Barack Obama will almost certainly leave office in January 2017 with no Palestinian state; no long term and durable Grand Bargain with Iran; no peace and stability in Syria with a continuing blood bath there and attendant carnage next-door in Iraq. An inter-regional war could be on the horizon but not one between Israel and the Arab states, one between Sunni Islam and Shia Islam. He will leave to his predecessor an emboldened, confident Iran intervening regularly in Iraqi affairs vying ever more violently with Saudi Arabia for primacy in the Middle East.

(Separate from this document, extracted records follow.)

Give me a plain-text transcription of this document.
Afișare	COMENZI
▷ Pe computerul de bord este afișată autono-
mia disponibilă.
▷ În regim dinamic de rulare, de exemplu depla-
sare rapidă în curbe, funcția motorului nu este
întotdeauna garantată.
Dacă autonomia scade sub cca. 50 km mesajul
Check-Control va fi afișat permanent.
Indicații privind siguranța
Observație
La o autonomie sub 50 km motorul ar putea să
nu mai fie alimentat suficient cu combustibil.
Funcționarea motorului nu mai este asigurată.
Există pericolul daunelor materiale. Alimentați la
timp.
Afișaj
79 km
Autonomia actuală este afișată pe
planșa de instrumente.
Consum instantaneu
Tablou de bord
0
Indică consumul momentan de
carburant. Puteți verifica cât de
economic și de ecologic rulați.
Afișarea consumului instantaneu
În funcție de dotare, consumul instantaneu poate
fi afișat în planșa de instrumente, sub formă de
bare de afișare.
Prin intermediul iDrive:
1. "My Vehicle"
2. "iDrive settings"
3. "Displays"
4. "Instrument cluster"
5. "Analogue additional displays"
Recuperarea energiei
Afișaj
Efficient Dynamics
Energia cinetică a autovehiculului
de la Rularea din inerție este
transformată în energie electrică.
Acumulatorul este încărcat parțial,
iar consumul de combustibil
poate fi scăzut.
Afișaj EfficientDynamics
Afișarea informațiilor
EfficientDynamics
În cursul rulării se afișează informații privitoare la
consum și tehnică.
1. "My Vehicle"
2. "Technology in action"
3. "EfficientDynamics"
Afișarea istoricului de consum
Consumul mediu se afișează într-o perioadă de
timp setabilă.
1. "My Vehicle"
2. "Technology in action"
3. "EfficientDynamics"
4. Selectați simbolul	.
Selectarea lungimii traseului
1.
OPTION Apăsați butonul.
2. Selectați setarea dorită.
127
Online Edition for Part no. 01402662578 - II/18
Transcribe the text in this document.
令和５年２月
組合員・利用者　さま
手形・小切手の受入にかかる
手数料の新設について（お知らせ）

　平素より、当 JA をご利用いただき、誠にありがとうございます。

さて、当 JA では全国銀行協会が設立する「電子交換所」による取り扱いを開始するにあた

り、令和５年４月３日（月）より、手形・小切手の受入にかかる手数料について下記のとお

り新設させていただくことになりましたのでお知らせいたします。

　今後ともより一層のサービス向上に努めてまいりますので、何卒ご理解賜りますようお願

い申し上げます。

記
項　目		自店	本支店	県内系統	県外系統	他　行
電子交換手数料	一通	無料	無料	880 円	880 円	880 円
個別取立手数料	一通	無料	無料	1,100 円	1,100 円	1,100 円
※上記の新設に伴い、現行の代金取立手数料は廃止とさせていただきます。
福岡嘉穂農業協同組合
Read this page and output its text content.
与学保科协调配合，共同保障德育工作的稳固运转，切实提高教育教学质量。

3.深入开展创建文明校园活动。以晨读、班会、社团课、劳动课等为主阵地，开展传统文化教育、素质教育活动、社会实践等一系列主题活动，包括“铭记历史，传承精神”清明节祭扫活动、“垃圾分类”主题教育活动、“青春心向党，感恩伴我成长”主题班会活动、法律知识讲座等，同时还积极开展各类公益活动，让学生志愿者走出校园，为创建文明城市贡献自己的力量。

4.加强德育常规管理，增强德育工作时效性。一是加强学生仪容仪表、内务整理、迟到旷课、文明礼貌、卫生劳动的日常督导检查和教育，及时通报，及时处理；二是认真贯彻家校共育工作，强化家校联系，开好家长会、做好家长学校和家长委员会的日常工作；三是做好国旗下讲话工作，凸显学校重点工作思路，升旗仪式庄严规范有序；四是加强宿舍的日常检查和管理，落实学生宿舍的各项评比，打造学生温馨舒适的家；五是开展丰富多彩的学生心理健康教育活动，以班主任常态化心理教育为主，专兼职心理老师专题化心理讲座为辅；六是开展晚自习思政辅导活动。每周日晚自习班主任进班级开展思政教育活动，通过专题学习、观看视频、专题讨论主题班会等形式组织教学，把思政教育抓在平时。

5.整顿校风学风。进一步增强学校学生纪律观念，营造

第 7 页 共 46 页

In many ways, President Obama's positions vis a vis the Middle East is redolent of President Lyndon Johnson's stewardship of the Vietnam War. LBJ left to his successor Richard Nixon a huge albatross in the form of US military involvement on the side of the South Vietnamese government. It took President Nixon and his erstwhile Secretary of State Henry Kissinger to extract American forces, blood and treasure from drainage in the swamps of Vietnam.This time however, Mr.Obama could very well hand over a basket case of a Middle East to a Presidential successor from his own party: his onetime rival and fiercest critic turned loyal foreign policy chief and Secretary of State following on from Dr. Kissinger; Mrs Hillary Rodham Clinton. Or his failures in the Middle East could become to his party, what Vietnam became for the Democrats. Imagine if ISIS fighters successful breach American homeland defences and cause another 9/11 style terror attack? As Harold Macmillan used to quip, 'Events, dear boy, events'.